Guinier graduated from Harvard University’s Radcliffe College in 1971 and Yale Law School in 1974, according to her curriculum vitae posted on the law school’s website. She worked in the Civil Rights Division of the U.S. Department of Justice during the Carter administration and later at the NAACP Legal Defense Fund.

When then-President Bill Clinton nominated Guinier in 1993 to lead the DOJ’s Civil Rights Division, she was a law professor at the University of Pennsylvania, the Washington Post reports. Some Republicans and Democrats drew criticism for the nomination from pieces that Guinier wrote, including a 1991 article in the University of Michigan Law School’s Michigan Law Review, titled “The Triumph of Tokenism: The Voting Rights Act and the Theory of Black Electoral Success.”

Clinton withdrew Guinier’s nomination after she was branded a “quota queen” by conservative critics, while supporters argued that her ideas were not that radical. She also was the target of a smear campaign, the Washington Post reported in a 1993 article.

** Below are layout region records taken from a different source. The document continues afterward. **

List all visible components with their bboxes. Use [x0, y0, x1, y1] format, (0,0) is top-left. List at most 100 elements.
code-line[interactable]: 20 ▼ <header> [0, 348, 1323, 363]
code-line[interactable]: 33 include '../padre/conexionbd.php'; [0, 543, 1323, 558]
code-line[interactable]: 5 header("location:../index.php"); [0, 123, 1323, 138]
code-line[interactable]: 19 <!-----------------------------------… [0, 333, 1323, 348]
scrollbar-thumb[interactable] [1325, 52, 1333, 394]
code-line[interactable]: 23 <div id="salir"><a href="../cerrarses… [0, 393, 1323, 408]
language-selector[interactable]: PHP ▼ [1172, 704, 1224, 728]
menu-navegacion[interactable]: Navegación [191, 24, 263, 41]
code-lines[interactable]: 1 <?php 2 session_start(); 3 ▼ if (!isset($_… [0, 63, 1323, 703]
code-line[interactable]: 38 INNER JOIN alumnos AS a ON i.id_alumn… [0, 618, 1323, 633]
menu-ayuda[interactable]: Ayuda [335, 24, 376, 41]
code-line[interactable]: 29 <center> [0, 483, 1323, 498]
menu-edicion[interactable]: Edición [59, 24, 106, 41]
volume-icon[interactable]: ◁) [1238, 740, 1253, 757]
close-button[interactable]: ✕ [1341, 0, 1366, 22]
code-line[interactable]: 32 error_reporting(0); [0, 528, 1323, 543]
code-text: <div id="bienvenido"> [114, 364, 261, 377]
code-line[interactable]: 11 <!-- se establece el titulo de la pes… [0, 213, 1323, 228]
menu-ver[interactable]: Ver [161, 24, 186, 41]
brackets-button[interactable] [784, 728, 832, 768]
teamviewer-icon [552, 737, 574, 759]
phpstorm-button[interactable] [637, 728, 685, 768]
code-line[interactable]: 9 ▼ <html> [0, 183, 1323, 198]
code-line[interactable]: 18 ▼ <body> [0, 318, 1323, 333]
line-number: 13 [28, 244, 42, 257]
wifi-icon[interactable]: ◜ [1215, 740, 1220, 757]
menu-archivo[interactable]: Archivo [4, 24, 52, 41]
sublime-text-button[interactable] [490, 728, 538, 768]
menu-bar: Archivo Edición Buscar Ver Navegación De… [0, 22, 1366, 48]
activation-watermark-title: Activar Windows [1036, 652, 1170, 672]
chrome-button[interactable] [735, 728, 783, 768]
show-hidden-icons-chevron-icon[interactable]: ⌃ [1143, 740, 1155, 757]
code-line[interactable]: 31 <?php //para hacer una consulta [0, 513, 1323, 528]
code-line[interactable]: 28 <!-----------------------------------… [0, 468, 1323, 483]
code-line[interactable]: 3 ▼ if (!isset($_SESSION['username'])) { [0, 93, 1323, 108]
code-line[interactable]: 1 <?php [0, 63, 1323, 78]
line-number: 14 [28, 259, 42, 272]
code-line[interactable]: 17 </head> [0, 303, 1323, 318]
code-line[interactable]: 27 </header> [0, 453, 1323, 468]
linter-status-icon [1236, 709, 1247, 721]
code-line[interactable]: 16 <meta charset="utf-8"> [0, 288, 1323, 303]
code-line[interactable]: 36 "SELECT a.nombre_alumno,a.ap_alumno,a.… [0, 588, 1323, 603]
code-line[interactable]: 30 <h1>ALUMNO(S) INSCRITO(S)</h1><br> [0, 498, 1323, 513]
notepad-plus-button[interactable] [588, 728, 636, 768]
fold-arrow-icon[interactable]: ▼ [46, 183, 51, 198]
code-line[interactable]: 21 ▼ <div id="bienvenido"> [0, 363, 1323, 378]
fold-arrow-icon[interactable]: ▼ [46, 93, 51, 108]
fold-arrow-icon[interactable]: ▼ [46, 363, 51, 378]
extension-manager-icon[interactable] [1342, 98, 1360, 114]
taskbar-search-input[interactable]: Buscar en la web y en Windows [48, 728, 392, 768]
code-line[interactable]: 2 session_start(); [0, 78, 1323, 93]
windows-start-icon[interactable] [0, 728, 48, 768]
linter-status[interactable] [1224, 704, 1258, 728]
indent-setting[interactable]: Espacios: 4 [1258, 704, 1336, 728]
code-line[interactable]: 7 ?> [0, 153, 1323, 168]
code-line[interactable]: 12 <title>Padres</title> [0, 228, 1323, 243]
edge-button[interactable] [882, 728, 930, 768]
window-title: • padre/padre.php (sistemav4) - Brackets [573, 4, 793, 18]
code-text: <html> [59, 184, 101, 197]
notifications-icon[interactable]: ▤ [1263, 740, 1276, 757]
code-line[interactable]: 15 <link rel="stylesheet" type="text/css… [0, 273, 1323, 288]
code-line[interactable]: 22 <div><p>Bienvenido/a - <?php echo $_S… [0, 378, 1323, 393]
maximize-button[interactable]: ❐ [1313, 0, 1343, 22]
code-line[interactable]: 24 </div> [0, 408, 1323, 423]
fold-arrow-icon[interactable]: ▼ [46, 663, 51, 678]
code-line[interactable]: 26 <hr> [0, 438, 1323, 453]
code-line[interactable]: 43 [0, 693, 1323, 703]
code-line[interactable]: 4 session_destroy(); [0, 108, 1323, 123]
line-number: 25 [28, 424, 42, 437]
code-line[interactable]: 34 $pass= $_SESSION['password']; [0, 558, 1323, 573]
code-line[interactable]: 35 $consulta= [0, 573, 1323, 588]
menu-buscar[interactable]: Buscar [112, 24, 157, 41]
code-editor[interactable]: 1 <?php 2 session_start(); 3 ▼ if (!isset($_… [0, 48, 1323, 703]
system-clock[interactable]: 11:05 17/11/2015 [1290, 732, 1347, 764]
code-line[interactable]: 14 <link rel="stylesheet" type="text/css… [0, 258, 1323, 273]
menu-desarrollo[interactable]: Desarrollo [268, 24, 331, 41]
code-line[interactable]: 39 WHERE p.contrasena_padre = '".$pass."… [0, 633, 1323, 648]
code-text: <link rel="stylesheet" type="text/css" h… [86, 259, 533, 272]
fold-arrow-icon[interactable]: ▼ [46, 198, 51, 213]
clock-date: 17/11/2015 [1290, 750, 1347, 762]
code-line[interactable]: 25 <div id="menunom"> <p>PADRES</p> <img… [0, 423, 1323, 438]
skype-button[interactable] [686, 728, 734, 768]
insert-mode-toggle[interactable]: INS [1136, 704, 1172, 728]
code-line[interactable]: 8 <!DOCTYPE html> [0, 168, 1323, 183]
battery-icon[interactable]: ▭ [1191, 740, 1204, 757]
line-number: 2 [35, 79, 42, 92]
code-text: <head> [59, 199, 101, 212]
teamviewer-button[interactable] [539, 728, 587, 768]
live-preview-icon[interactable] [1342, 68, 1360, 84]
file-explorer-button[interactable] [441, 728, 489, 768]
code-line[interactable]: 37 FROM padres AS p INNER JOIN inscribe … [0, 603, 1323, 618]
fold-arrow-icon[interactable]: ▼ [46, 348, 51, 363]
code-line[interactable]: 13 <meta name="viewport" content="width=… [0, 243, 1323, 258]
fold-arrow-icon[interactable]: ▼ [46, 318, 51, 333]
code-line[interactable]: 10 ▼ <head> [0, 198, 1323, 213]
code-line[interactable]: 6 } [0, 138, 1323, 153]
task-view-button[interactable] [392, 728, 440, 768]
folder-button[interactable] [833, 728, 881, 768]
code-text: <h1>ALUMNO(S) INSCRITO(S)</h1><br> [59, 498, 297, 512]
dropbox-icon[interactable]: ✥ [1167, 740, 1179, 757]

AP Lani Guinier 2 Lani Guinier speaks at the annual meeting of the American Society of Newspaper Editors in April 1994 in Washington. File photo by Charles Tasnadi/The Associated Press.

Guinier, who met Clinton and Hillary Rodham Clinton in law school and was a classmate of U.S Supreme Court Justice Clarence Thomas, remained in academics following her nomination. The author of various books, she was one of the first to do significant research on implicit bias at school and work. She also explored how “testocratic merit,” based on exams, rankings and prestige in education, undermines democracy, Inside Higher Ed reports.

She is survived by her husband, Nolan Bowie, a fellow emeritus and adjunct lecturer at Harvard University’s John F. Kennedy School of Government; her son, Nikolas Bowie, a professor at Harvard Law School; and a stepdaughter, Dana Rice.